先日までなら、こちらで降伏を受諾できるだけの環境を整えてやれないこともなかったが、今は将たるスラックスが弟のフォローで色々と動かねばならない分、シダンスは軍団長の代理として動かねばならず、とても負け犬の世話などしていられない。


 ミベルティン帝国が滅びた際、本来なら宦宦の多くが路頭に迷うべきところ、スラックスによってシダンスらは再就職先を見つけることができた。


 だから、シダンスはスラックスに恩義を感じている部分もあるが、それよりも大きいのは、宦官の集団としての特性だろう。

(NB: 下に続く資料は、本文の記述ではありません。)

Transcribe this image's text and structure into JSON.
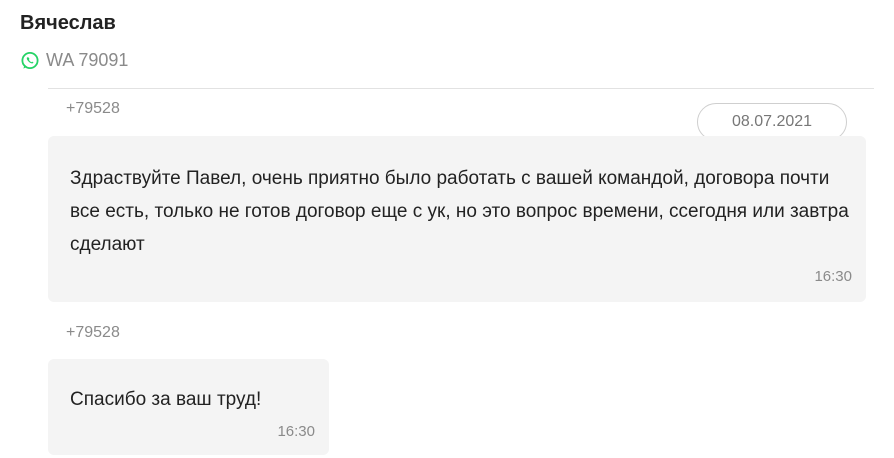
{
  "header": {
    "contact_name": "Вячеслав",
    "channel_label": "WA 79091",
    "channel_icon": "whatsapp-icon",
    "channel_color": "#25D366"
  },
  "date_separator": "08.07.2021",
  "messages": [
    {
      "sender": "+79528",
      "text": "Здраствуйте Павел, очень приятно было работать с вашей командой, договора почти все есть, только не готов договор еще с ук, но это вопрос времени, ссегодня или завтра сделают",
      "time": "16:30"
    },
    {
      "sender": "+79528",
      "text": "Спасибо за ваш труд!",
      "time": "16:30"
    }
  ]
}
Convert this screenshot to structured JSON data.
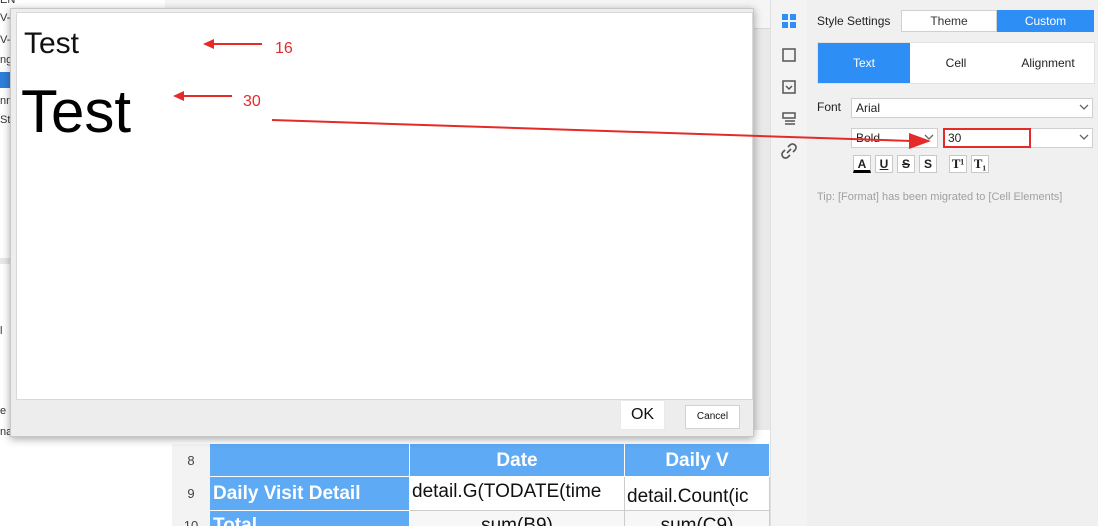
{
  "sheet": {
    "rows": [
      {
        "num": "8",
        "cells": [
          "",
          "Date",
          "Daily V"
        ]
      },
      {
        "num": "9",
        "cells": [
          "Daily Visit Detail",
          "detail.G(TODATE(time",
          "detail.Count(ic"
        ]
      },
      {
        "num": "10",
        "cells": [
          "Total",
          "sum(B9)",
          "sum(C9)"
        ]
      }
    ]
  },
  "style_panel": {
    "title": "Style Settings",
    "theme_label": "Theme",
    "custom_label": "Custom",
    "tabs": [
      {
        "label": "Text",
        "active": true
      },
      {
        "label": "Cell",
        "active": false
      },
      {
        "label": "Alignment",
        "active": false
      }
    ],
    "font_label": "Font",
    "font_value": "Arial",
    "weight_value": "Bold",
    "size_value": "30",
    "format_buttons": [
      "A",
      "U",
      "S",
      "S",
      "T¹",
      "T₁"
    ],
    "tip": "Tip: [Format] has been migrated to [Cell Elements]"
  },
  "dialog": {
    "preview_small": "Test",
    "preview_large": "Test",
    "ok_label": "OK",
    "cancel_label": "Cancel"
  },
  "annotations": {
    "small_size": "16",
    "large_size": "30"
  },
  "colors": {
    "accent": "#2d8ef5",
    "header_cell": "#5eaaf5",
    "annotation": "#e52a2a"
  }
}
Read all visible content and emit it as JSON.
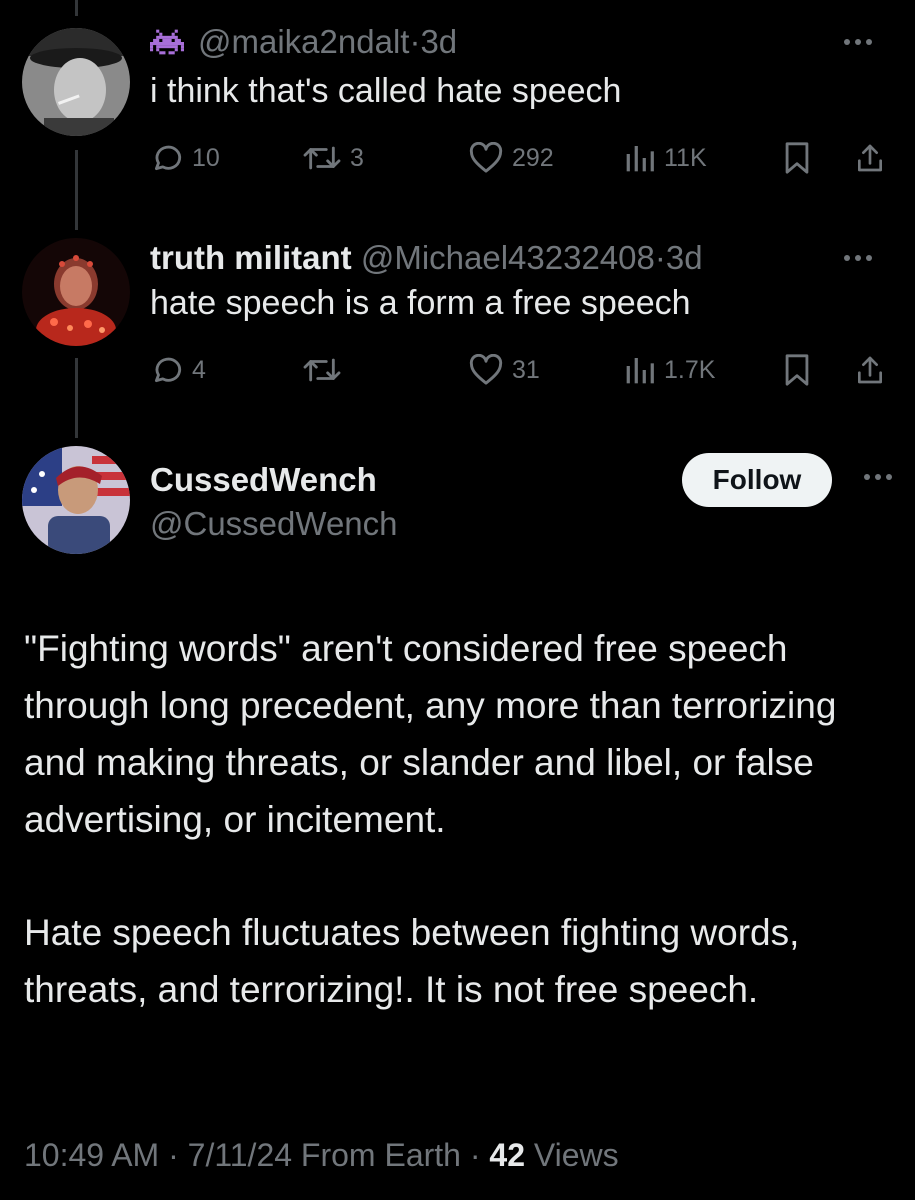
{
  "replies": [
    {
      "display_name": "",
      "handle": "@maika2ndalt",
      "time": "3d",
      "text": "i think that's called hate speech",
      "stats": {
        "replies": "10",
        "reposts": "3",
        "likes": "292",
        "views": "11K"
      }
    },
    {
      "display_name": "truth militant",
      "handle": "@Michael43232408",
      "time": "3d",
      "text": "hate speech is a form a free speech",
      "stats": {
        "replies": "4",
        "reposts": "",
        "likes": "31",
        "views": "1.7K"
      }
    }
  ],
  "main_post": {
    "display_name": "CussedWench",
    "handle": "@CussedWench",
    "follow_label": "Follow",
    "paragraphs": [
      "\"Fighting words\" aren't considered free speech through long precedent, any more than terrorizing and making threats, or slander and libel, or false advertising, or incitement.",
      "Hate speech fluctuates between fighting words, threats, and terrorizing!. It is not free speech."
    ],
    "time": "10:49 AM",
    "date": "7/11/24",
    "source": "From Earth",
    "views_count": "42",
    "views_label": "Views"
  },
  "separator": "·",
  "colors": {
    "background": "#000000",
    "text_primary": "#e7e9ea",
    "text_secondary": "#71767b",
    "thread_line": "#333639",
    "follow_button_bg": "#eff3f4",
    "alien_emoji": "#a86fd9"
  },
  "icons": {
    "alien": "alien-monster-emoji",
    "reply": "speech-bubble-icon",
    "repost": "repost-arrows-icon",
    "like": "heart-icon",
    "views": "bar-chart-icon",
    "bookmark": "bookmark-icon",
    "share": "share-icon",
    "more": "more-dots-icon"
  }
}
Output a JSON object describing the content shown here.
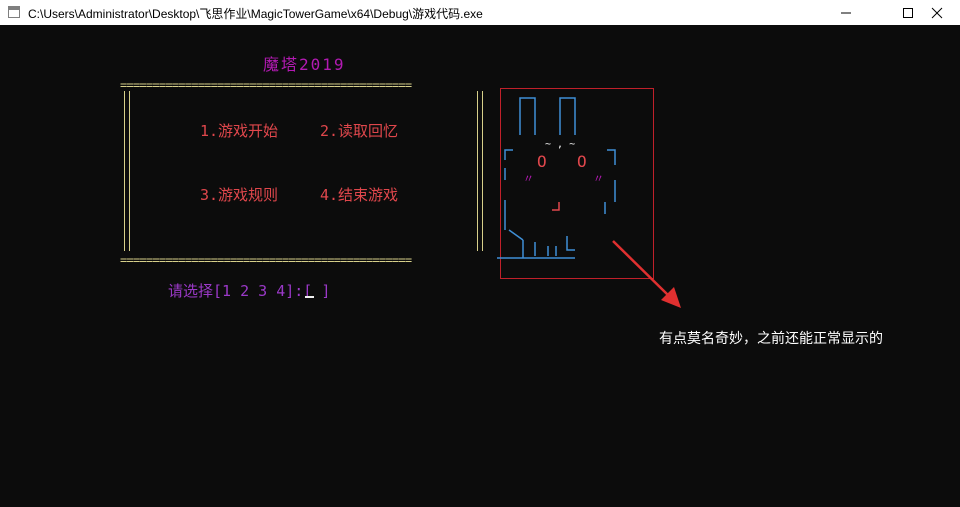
{
  "window": {
    "title": "C:\\Users\\Administrator\\Desktop\\飞思作业\\MagicTowerGame\\x64\\Debug\\游戏代码.exe"
  },
  "console": {
    "heading": "魔塔2019",
    "rule": "=============================================",
    "menu": [
      "1.游戏开始",
      "2.读取回忆",
      "3.游戏规则",
      "4.结束游戏"
    ],
    "prompt": "请选择[1 2 3 4]:[",
    "prompt_close": "]"
  },
  "ascii_art": {
    "ear_marks": "~ , ~",
    "eyes": [
      "O",
      "O"
    ],
    "blush": [
      "〃",
      "〃"
    ]
  },
  "annotation": {
    "text": "有点莫名奇妙，之前还能正常显示的"
  },
  "colors": {
    "background": "#0c0c0c",
    "heading": "#b21ab2",
    "frame": "#d7d08a",
    "menu": "#e0474c",
    "prompt": "#9b39c8",
    "art": "#3f8fd6",
    "highlight": "#c0202a"
  }
}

 宦官は内ではいくつもの派閥に別れて争うが、外に対しては派閥に関係なく協力して当たる。自分たちが男でも人でもない特殊な存在であり、特別な場所でしか生きられないのを理解しているがゆえ、宦官は自己の生存圏を守るのを何よりも優先する習性が身に着いてしまうのだ。


 魔法帝国アーク・ルーンには宦官という制度そのものがない。それでもアーク・ルーンが大量の宦官を雇用しているのは、スラックスに対するネドイルの配慮によるものだ。


 だからこそ、宦官は自衛のためにも、スラックスを中心にまとまり、またその手足となって働く。今回の件にしても、スラックスの弟がトイラックの妹と結ばれれば、有力者とのより強い絆が生まれ、それはスラックスの、ひいては宦官の利となる。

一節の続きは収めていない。